As shown in FIGS. 1 and 2, a variety of internal structures are useable in basin 110. For example, a collapsible drying rack 130 may be attached to lid 120 and fit within basin 110 when closed. Drying rack 130 may include several opposing tines or other retaining surfaces for holding a variety of dishes, cookware, and/or utensils to drip/air dry in basin 110. As shown in FIG. 1, lid 120 and drying rack 130 attached thereto may be positioned such that a bottom of drying rack 130 when fully opened is above a bottom of basin 110, allowing any drying materials in rack 130 to avoid a liquid level or any refuse in basin 110. As shown in FIG. 2, drying rack 130 can collapse into a smaller structure that permits closing of lid 120 while fitting drying rack 130 entirely in basin 110 when lid 120 is closed.

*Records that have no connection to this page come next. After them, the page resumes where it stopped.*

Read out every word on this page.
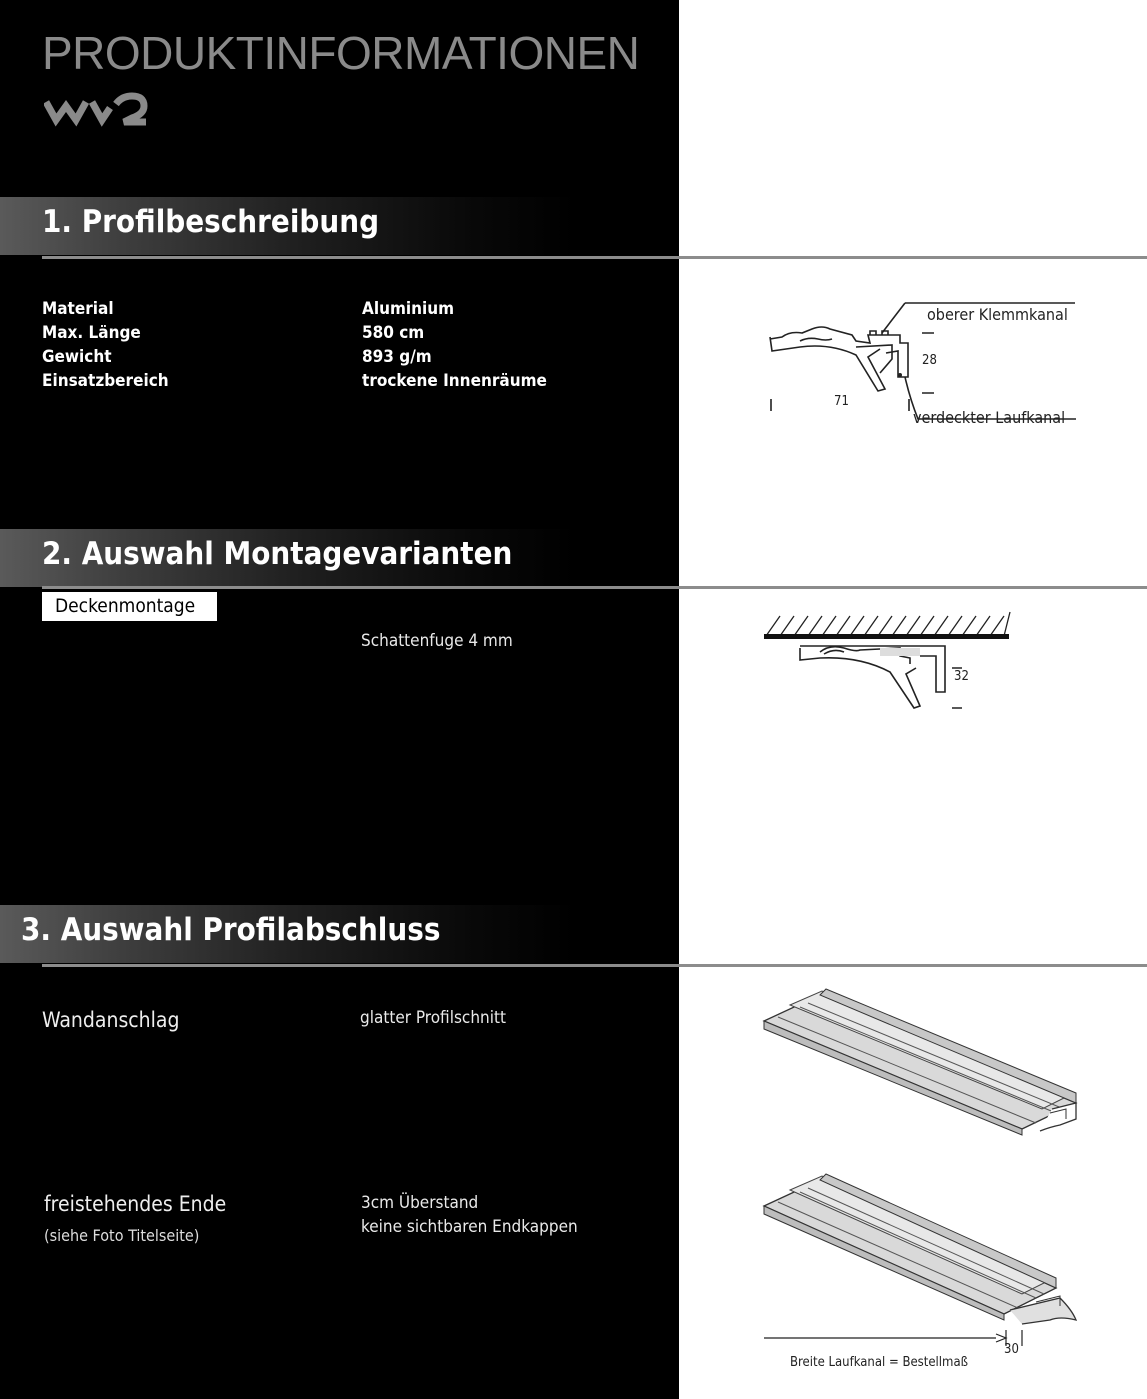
PRODUKTINFORMATIONEN
1. Profilbeschreibung
Material
Max. Länge
Gewicht
Einsatzbereich
Aluminium
580 cm
893 g/m
trockene Innenräume
oberer Klemmkanal
verdeckter Laufkanal
28
71
2. Auswahl Montagevarianten
Deckenmontage
Schattenfuge 4 mm
32
3. Auswahl Profilabschluss
Wandanschlag	glatter Profilschnitt
freistehendes Ende
(siehe Foto Titelseite)
3cm Überstand
keine sichtbaren Endkappen
30
Breite Laufkanal = Bestellmaß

In this way, collapsible drying rack 130 may provide additional storage and drying space for kitchenware within a small basin 110 while permitting closure of lid 120 and concealment of any contents of basin 110.

Although example embodiment sink 100 is shown with a collapsible drying rack 130 attached to closeable lid 120, it is understood that other internal structures are useable in sink 100, including dividing walls, air freshener strips, lighting that activates only when open, etc. Further, stops or locks may be placed within or attached to basin 110 to stop and/or secure lid 120 in a closed position with a desired degree of continuity with surrounding structures.

Example embodiments thus being described, it will be appreciated by one skilled in the art that example embodiments may be varied through routine experimentation and without further inventive activity. For example, although a single-piece rotating lid is shown in example embodiments, a multi-piece lid with multiple associated hinge points is equally useable in example embodiments. Variations are not to be regarded as departure from the spirit and scope of the exemplary embodiments, and all such modifications as would be obvious to one skilled in the art are intended to be included within the scope of the following claims.